Scepastopyga

Scientific classification
- Domain: Eukaryota
- Kingdom: Animalia
- Phylum: Arthropoda
- Class: Insecta
- Order: Diptera
- Family: Dolichopodidae
- Subfamily: Achalcinae
- Genus: Scepastopyga Grootaert & Meuffels, 1997
- Species: S. semiflava
- Binomial name: Scepastopyga semiflava Grootaert & Meuffels, 1997

= Scepastopyga =

- Authority: Grootaert & Meuffels, 1997
- Parent authority: Grootaert & Meuffels, 1997

Genus of flies

Scepastopyga is a genus of flies in the family Dolichopodidae.
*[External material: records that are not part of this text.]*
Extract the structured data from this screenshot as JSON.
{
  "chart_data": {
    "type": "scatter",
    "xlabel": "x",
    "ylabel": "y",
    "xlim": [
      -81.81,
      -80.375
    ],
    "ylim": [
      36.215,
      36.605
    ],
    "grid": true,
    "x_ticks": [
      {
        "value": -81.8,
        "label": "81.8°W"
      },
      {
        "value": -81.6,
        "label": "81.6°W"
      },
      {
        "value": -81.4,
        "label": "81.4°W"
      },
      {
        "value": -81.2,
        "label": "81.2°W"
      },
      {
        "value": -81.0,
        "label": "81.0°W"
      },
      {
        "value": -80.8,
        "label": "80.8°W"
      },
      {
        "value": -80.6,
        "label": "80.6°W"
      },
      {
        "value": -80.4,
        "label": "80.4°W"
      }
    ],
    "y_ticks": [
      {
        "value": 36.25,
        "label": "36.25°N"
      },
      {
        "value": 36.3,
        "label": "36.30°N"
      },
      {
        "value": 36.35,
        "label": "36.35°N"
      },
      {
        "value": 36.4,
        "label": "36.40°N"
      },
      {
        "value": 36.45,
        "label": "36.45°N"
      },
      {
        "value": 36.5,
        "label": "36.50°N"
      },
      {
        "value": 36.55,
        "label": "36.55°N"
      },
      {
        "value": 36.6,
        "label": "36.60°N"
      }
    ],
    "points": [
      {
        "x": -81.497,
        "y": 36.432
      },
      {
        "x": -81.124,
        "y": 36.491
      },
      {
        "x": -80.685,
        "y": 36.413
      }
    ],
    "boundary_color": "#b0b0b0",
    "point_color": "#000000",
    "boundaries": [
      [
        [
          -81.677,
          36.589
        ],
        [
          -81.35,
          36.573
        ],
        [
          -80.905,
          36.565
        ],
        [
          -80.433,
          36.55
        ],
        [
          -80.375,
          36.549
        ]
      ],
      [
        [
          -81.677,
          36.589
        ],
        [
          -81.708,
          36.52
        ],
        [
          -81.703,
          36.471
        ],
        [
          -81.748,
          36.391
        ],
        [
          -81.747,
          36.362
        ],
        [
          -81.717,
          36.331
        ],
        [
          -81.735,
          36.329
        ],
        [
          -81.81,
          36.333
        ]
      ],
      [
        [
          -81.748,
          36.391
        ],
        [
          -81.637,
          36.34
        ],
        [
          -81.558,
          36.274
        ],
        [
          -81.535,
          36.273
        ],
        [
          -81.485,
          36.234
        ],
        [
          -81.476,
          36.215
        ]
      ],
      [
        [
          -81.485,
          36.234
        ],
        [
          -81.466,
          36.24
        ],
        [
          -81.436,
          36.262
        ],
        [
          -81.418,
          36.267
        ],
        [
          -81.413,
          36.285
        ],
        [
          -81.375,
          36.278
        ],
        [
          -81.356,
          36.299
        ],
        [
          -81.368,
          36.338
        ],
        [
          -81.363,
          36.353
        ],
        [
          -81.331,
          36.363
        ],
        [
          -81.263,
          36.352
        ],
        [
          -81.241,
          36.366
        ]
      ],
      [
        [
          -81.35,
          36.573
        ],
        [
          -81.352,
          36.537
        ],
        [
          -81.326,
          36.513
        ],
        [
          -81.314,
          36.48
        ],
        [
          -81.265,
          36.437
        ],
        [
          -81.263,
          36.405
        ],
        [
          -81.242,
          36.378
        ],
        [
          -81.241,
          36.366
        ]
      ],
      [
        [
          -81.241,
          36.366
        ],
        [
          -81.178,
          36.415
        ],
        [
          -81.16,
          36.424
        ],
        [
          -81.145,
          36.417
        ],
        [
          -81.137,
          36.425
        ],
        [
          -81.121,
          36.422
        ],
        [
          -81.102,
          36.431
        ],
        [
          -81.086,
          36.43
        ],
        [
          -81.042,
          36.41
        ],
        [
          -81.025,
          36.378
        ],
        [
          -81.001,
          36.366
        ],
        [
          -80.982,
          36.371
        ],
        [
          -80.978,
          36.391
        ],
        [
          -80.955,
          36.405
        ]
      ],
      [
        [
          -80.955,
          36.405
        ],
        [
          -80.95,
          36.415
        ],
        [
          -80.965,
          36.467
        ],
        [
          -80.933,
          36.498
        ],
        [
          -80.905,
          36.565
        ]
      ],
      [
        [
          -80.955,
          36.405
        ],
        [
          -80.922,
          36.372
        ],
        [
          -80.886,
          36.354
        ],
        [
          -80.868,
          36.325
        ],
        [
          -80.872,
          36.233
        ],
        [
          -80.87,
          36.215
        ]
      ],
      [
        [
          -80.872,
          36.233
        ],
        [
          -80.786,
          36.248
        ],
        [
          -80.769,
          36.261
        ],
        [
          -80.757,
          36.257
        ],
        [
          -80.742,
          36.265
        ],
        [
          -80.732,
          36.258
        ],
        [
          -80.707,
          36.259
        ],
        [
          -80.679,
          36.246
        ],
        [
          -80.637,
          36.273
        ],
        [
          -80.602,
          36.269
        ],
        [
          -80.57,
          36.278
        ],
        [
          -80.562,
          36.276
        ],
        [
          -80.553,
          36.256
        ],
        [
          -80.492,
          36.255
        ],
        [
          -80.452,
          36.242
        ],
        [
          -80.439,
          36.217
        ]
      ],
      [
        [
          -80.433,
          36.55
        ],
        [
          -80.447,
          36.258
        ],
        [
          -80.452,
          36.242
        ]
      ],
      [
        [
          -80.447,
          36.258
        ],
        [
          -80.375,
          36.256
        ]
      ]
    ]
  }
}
There is only one described species, Scepastopyga semiflava, which was described from Papua New Guinea by Patrick Grootaert and Henk J. G. Meuffels in 1997. An unidentified species of Scepastopyga was reported from Singapore in 2002, which is thought to show that the genus may be distributed across the Malesian Archipegalo. The fly is small, with a body length of about 2 mm, and is coloured yellow or brown without a metallic gloss.

The generic name is derived from the Ancient Greek words σκεπαστός (skepastós, "covered") and πυγή (pūgḗ, "rump").